Metropolitan turns it around as surplus doubles in a year
Published by Max Salsbury for 24dash.com in Housing and also in Finance
Metropolitan turns it around as surplus doubles in a yearImage: Housing via Shutterstock
Social landlord Metropolitan has seen its net surplus almost double in a year, two years after the Homes and Communities Agency began monitoring it over financial risk concerns.
The 38,000-home provider's results for 2013/14 show:
• Group net surplus of £40.2 million (a 97% increase on the previous year) – based on cost reductions rather than sales activity.
• Operating margin of 32% compared with 15% two years ago – moving from £36.7m in 2012 to £82.1m in 2014.
• A total of £33.5m savings in operating costs over the past two years which represent a 19% reduction, equating to £907 per unit.
Metropolitan says that its savings were delivered as a result of a drive to "do things better, to procure goods and services efficiently, and to reduce back office costs".
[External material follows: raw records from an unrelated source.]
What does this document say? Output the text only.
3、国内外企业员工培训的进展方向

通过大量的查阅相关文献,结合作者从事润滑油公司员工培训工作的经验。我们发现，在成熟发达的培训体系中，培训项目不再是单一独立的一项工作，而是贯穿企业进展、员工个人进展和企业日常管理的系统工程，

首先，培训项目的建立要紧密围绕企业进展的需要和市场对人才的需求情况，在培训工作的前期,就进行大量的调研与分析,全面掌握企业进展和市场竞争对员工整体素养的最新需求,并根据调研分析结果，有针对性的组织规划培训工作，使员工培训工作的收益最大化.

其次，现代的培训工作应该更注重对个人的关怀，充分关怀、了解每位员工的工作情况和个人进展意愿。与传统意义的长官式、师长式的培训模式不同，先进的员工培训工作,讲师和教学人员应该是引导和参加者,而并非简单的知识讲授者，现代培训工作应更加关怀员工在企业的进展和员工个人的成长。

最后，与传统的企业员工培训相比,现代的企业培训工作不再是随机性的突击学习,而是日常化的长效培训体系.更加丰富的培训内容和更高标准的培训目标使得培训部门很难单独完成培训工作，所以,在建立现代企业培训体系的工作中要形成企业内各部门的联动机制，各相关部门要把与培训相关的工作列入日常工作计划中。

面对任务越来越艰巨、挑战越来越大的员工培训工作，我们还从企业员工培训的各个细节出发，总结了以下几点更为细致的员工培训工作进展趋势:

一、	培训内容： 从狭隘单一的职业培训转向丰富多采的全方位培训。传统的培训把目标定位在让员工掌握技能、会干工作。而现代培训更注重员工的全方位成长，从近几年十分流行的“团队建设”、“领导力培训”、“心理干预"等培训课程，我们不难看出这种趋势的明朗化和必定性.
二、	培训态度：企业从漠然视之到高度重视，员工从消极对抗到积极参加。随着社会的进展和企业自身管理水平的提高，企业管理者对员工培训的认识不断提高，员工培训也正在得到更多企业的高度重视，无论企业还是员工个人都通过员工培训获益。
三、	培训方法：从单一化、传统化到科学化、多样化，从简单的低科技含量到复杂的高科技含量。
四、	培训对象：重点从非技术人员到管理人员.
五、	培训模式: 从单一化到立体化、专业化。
Sarah Mussenden, executive director of finance, said: “These results show that the decisions we’ve made over the last 18 months have delivered significant improvements to our financial position. We still have work to do but we are exactly where we wanted to be at this point in our two-year turnaround programme.
“Our key priorities have been to increase our surplus and to improve our operating margin – both of these goals have been achieved. We have taken £33.5m worth of costs out of the business in the last two years and that is what has driven the performance.”
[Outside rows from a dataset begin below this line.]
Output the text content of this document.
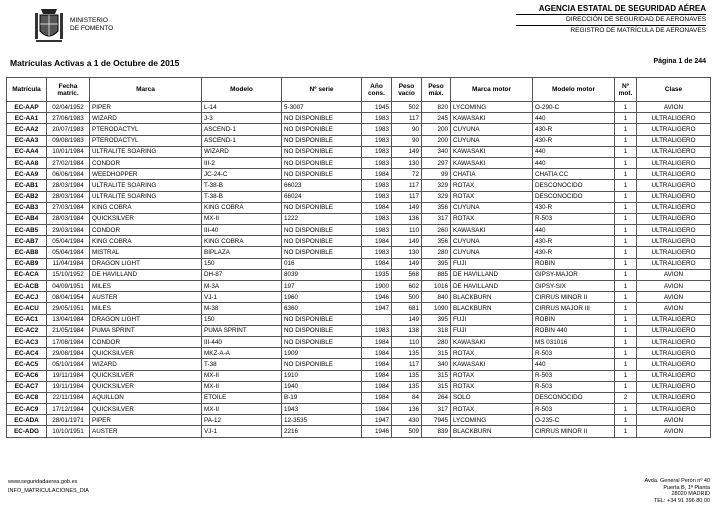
MINISTERIO
DE FOMENTO
AGENCIA ESTATAL DE SEGURIDAD AÉREA
DIRECCIÓN DE SEGURIDAD DE AERONAVES
REGISTRO DE MATRÍCULA DE AERONAVES
Matrículas Activas a 1 de Octubre de 2015	Página 1 de 244
Matrícula	Fecha matríc.	Marca	Modelo	Nº serie	Año cons.	Peso vacío	Peso máx.	Marca motor	Modelo motor	Nº mot.	Clase
EC-AAP	02/04/1952	PIPER	L-14	5-3007	1945	502	820	LYCOMING	O-290-C	1	AVION
EC-AA1	27/06/1983	WIZARD	J-3	NO DISPONIBLE	1983	117	245	KAWASAKI	440	1	ULTRALIGERO
EC-AA2	20/07/1983	PTERODACTYL	ASCEND-1	NO DISPONIBLE	1983	90	200	CUYUNA	430-R	1	ULTRALIGERO
EC-AA3	09/08/1983	PTERODACTYL	ASCEND-1	NO DISPONIBLE	1983	90	200	CUYUNA	430-R	1	ULTRALIGERO
EC-AA4	10/01/1984	ULTRALITE SOARING	WIZARD	NO DISPONIBLE	1983	149	340	KAWASAKI	440	1	ULTRALIGERO
EC-AA8	27/02/1984	CONDOR	III-2	NO DISPONIBLE	1983	130	297	KAWASAKI	440	1	ULTRALIGERO
EC-AA9	06/06/1984	WEEDHOPPER	JC-24-C	NO DISPONIBLE	1984	72	99	CHATIA	CHATIA CC	1	ULTRALIGERO
EC-AB1	28/03/1984	ULTRALITE SOARING	T-38-B	66023	1983	117	329	ROTAX	DESCONOCIDO	1	ULTRALIGERO
EC-AB2	28/03/1984	ULTRALITE SOARING	T-38-B	66024	1983	117	329	ROTAX	DESCONOCIDO	1	ULTRALIGERO
EC-AB3	27/03/1984	KING COBRA	KING COBRA	NO DISPONIBLE	1984	149	356	CUYUNA	430-R	1	ULTRALIGERO
EC-AB4	28/03/1984	QUICKSILVER	MX-II	1222	1983	136	317	ROTAX	R-503	1	ULTRALIGERO
EC-AB5	29/03/1984	CONDOR	III-40	NO DISPONIBLE	1983	110	260	KAWASAKI	440	1	ULTRALIGERO
EC-AB7	05/04/1984	KING COBRA	KING COBRA	NO DISPONIBLE	1984	149	356	CUYUNA	430-R	1	ULTRALIGERO
EC-AB8	05/04/1984	MISTRAL	BIPLAZA	NO DISPONIBLE	1983	130	280	CUYUNA	430-R	1	ULTRALIGERO
EC-AB9	11/04/1984	DRAGON LIGHT	150	016	1984	149	395	FUJI	ROBIN	1	ULTRALIGERO
EC-ACA	15/10/1952	DE HAVILLAND	DH-87	8039	1935	568	885	DE HAVILLAND	GIPSY-MAJOR	1	AVION
EC-ACB	04/09/1951	MILES	M-3A	197	1900	602	1016	DE HAVILLAND	GIPSY-SIX	1	AVION
EC-ACJ	08/04/1954	AUSTER	VJ-1	1960	1946	500	840	BLACKBURN	CIRRUS MINOR II	1	AVION
EC-ACU	29/05/1951	MILES	M-38	6360	1947	681	1090	BLACKBURN	CIRRUS MAJOR III	1	AVION
EC-AC1	13/04/1984	DRAGON LIGHT	150	NO DISPONIBLE		149	395	FUJI	ROBIN	1	ULTRALIGERO
EC-AC2	21/05/1984	PUMA SPRINT	PUMA SPRINT	NO DISPONIBLE	1983	138	318	FUJI	ROBIN 440	1	ULTRALIGERO
EC-AC3	17/08/1984	CONDOR	III-440	NO DISPONIBLE	1984	110	280	KAWASAKI	MS 031016	1	ULTRALIGERO
EC-AC4	29/08/1984	QUICKSILVER	MKZ-A-A	1909	1984	135	315	ROTAX	R-503	1	ULTRALIGERO
EC-AC5	05/10/1984	WIZARD	T-38	NO DISPONIBLE	1984	117	340	KAWASAKI	440	1	ULTRALIGERO
EC-AC6	19/11/1984	QUICKSILVER	MX-II	1910	1984	135	315	ROTAX	R-503	1	ULTRALIGERO
EC-AC7	19/11/1984	QUICKSILVER	MX-II	1940	1984	135	315	ROTAX	R-503	1	ULTRALIGERO
EC-AC8	22/11/1984	AQUILLON	ETOILE	B-19	1984	84	264	SOLO	DESCONOCIDO	2	ULTRALIGERO
EC-AC9	17/12/1984	QUICKSILVER	MX-II	1943	1984	136	317	ROTAX	R-503	1	ULTRALIGERO
EC-ADA	28/01/1971	PIPER	PA-12	12-3535	1947	430	7945	LYCOMING	O-235-C	1	AVION
EC-ADG	10/10/1951	AUSTER	VJ-1	2216	1946	509	839	BLACKBURN	CIRRUS MINOR II	1	AVION
www.seguridadaerea.gob.es
INFO_MATRICULACIONES_DIA
Avda. General Perón nº 40
Puerta B, 1ª Planta
28020 MADRID
TEL: +34 91 396 80 00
Because of its bountiful surplus is based on cost savings rather than sales activity, Metopolitan says it now has the capacity to take on more debt and, consequently, a more ambitious development plan.
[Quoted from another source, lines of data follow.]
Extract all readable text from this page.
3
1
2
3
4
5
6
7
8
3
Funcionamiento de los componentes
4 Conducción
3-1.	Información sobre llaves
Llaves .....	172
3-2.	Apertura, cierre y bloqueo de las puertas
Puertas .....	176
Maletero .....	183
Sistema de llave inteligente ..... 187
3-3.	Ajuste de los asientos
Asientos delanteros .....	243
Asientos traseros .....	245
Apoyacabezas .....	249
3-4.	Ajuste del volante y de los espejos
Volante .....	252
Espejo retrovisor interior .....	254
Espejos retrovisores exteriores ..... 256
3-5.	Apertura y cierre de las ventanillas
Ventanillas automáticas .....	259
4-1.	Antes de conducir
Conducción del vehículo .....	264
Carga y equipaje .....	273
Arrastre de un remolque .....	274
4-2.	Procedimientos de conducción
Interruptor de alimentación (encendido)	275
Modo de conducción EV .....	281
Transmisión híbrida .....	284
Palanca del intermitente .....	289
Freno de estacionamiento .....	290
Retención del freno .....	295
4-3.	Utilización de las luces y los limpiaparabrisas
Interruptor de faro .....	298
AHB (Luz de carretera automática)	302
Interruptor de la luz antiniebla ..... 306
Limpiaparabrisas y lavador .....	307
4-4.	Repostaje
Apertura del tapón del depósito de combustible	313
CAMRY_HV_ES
The housing association now plans to deliver 3,300 'affordable' homes in the next five years, spending in excess of £730m.
It also saw its care and support business generate a positive return this year, following "fundamental changes to operations and contracts".
Brian Johnson, Metropolitan's chief executive, said: “At the start of our two-year turnaround programme we were very clear that getting our basic costs down was the priority and these results show that we have made significant progress in a short period of time.
“Our results have not been dependent on sales activity. A huge chunk of our surplus was from the efficiencies we have made to our operations. So when the next housing downturn happens and we – and all associations – have to rein back a little on development, our operating surplus will still be very strong. That is what the financial markets care about and that is what will give us the capacity in the future to borrow more money.
“Every penny that we have in surplus is reinvested in housing and communities – that’s what we’re here to do and our strong financial performance this year will help us to deliver far more for the communities we serve in the future.”